For the next couple of weeks at least, she can still walk through the streets of Brighton without being recognised, but everything is about to change.
She had her own tutor while filming (only returning to school for a few months when it was finished), and if the sequels get the green light, most ofher education over the next few years will be away from a normal classroom.
"I did enjoy working with my tutor and I did learn loads," she admits with some surprise ("I mean, you're not meant to like your teachers – that's just the way life is," she points out).
'But when you're tutored separately you don't realise how much you've learnt until you go back to school, because you don't have anybody else to compare yourself with."
And when she does meet up with her friends, she'll be able to entertain them with on-set stories about Daniel Craig, who plays Lyra's uncle Lord Asriel, an adventurer, and Nicole Kidman, the glamorous but rather sinister Mrs Coulter.
"One of the things Nicole taught me was, no matter what happens in a scene, you carry on – even if you fall in a dustbin," she giggles. If you get out of the bin and just carry on they might end up cutting it and using part of that scene anyway."
"But thankfully that's never happened to me," she adds. "Daniel is very funny and really nice but he does swear a lot. So we had a swear box and he had to put in £1 every time he said a naughty word. By the end he owed me £55."
"I think the hardest scene I did was when I was supposed to be sitting in a carriage with Nicole going through London, when really I was filming in a box in the studio and that was it – there wasn't a window or anything. That was really hard."
"And sometimes, when we were doing CGI [computer generated image] scenes, you would have to act opposite a big stick or maybe a puppet and that was a bit odd at first. But you get used to it."
Probably the only children in the UK who know from first-hand experience what Dakota is about to go through are the Harry Potter kids. Before she started filming, her producers arranged for her to visit the Hogwarts set and meet Daniel Radcliffe, who plays Harry, and the rest.
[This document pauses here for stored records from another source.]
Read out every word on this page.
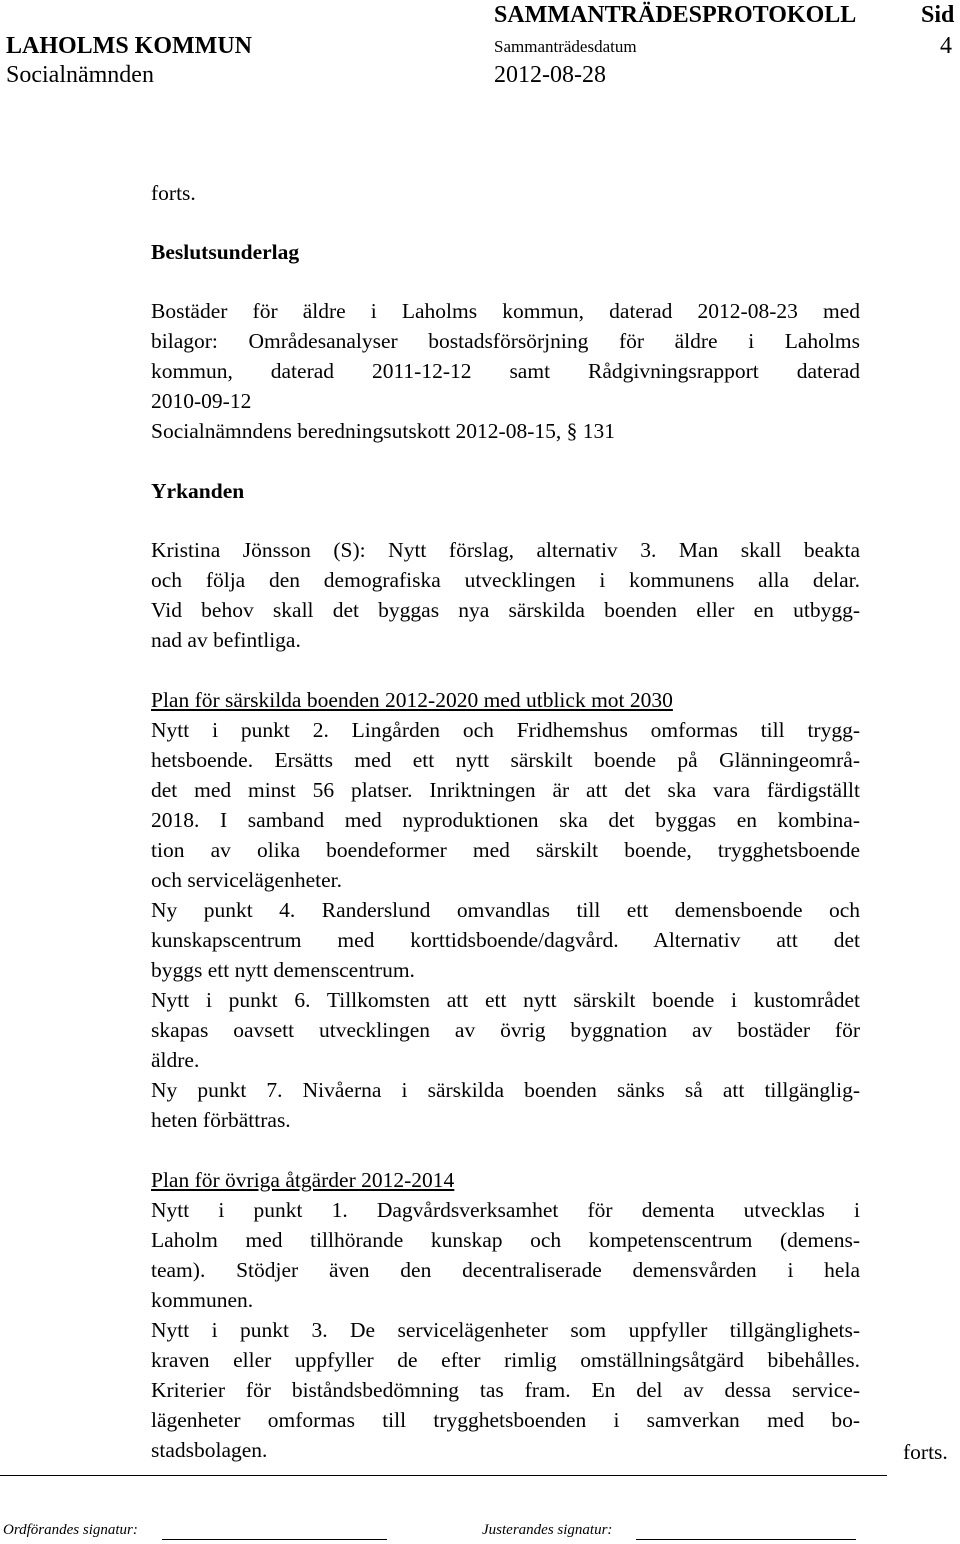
SAMMANTRÄDESPROTOKOLL	Sid
LAHOLMS KOMMUN	Sammanträdesdatum	4
Socialnämnden	2012-08-28
forts.
Beslutsunderlag

Bostäder för äldre i Laholms kommun, daterad 2012-08-23 med

bilagor: Områdesanalyser bostadsförsörjning för äldre i Laholms

kommun, daterad 2011-12-12 samt Rådgivningsrapport daterad

2010-09-12

Socialnämndens beredningsutskott 2012-08-15, § 131

Yrkanden

Kristina Jönsson (S): Nytt förslag, alternativ 3. Man skall beakta

och följa den demografiska utvecklingen i kommunens alla delar.

Vid behov skall det byggas nya särskilda boenden eller en utbygg-

nad av befintliga.

Plan för särskilda boenden 2012-2020 med utblick mot 2030

Nytt i punkt 2. Lingården och Fridhemshus omformas till trygg-

hetsboende. Ersätts med ett nytt särskilt boende på Glänningeområ-

det med minst 56 platser. Inriktningen är att det ska vara färdigställt

2018. I samband med nyproduktionen ska det byggas en kombina-

tion av olika boendeformer med särskilt boende, trygghetsboende

och servicelägenheter.

Ny punkt 4. Randerslund omvandlas till ett demensboende och

kunskapscentrum med korttidsboende/dagvård. Alternativ att det

byggs ett nytt demenscentrum.

Nytt i punkt 6. Tillkomsten att ett nytt särskilt boende i kustområdet

skapas oavsett utvecklingen av övrig byggnation av bostäder för

äldre.

Ny punkt 7. Nivåerna i särskilda boenden sänks så att tillgänglig-

heten förbättras.

Plan för övriga åtgärder 2012-2014

Nytt i punkt 1. Dagvårdsverksamhet för dementa utvecklas i

Laholm med tillhörande kunskap och kompetenscentrum (demens-

team). Stödjer även den decentraliserade demensvården i hela

kommunen.

Nytt i punkt 3. De servicelägenheter som uppfyller tillgänglighets-

kraven eller uppfyller de efter rimlig omställningsåtgärd bibehålles.

Kriterier för biståndsbedömning tas fram. En del av dessa service-

lägenheter omformas till trygghetsboenden i samverkan med bo-

stadsbolagen.	forts.
Ordförandes signatur:	Justerandes signatur:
"They were about the same age as me when they first started making the Harry Potter films," she says. "And meeting them helped a lot. They gave me some good tips, especially Daniel. He said, "Know who your friends are – and listen to your mum.”
And he said, “Whenever you feel that maybe you are feeling a bit weird and different, ask somebody who will tell you the truth – keep people around you who you know will be honest.”
"I think that's very good advice. Emma [Watson], who plays Hermione, was really nice as well – we had a bit of girl bonding."
Dakota is already at work on her next film, The Secret of Moonacre (based on The Little White Horse by Elizabeth Goudge), in Budapest, Hungary, with her mother alongside and a tutor on set. "I have to ride horses in the film and I've been having lessons, which has been great fun," she says.
You suspect that she will carry on acting as an adult, although that seems a long way off to her right now.
"I'm going to stay at school until I'm 18 and then I'd like to go to college and then do a teacher training course. I'd like to do acting as well. And be a supply teacher."
Dakota already has a fantastic collection of memories and souvenirs from her time on set at Shepperton Studios and on location all over England and in Norway. Her leaving present from the producers was an Alethiometer – the Golden Compass itself – a machine that can find the truth if you know how to read it properly.
Her new wealth has paid for a few treats – but when you ask what she would like most of all, she sounds just like any other little girl.
"I said, 'Mum, can I have a horse?' 'No, you can have a dog – when you are seven.' I get to seven. 'Mum, can I have a dog now?'"
'No, wait until you are 13.' 'Mum, can I have a dog now?' 'No, wait until the cat has died.'
"And I mean, I love the cats but one of them has just died and I still haven't got a dog. So please Mum, if you read this, can I have a dog now?"
The Golden Compass will be in cinemas from 5 December.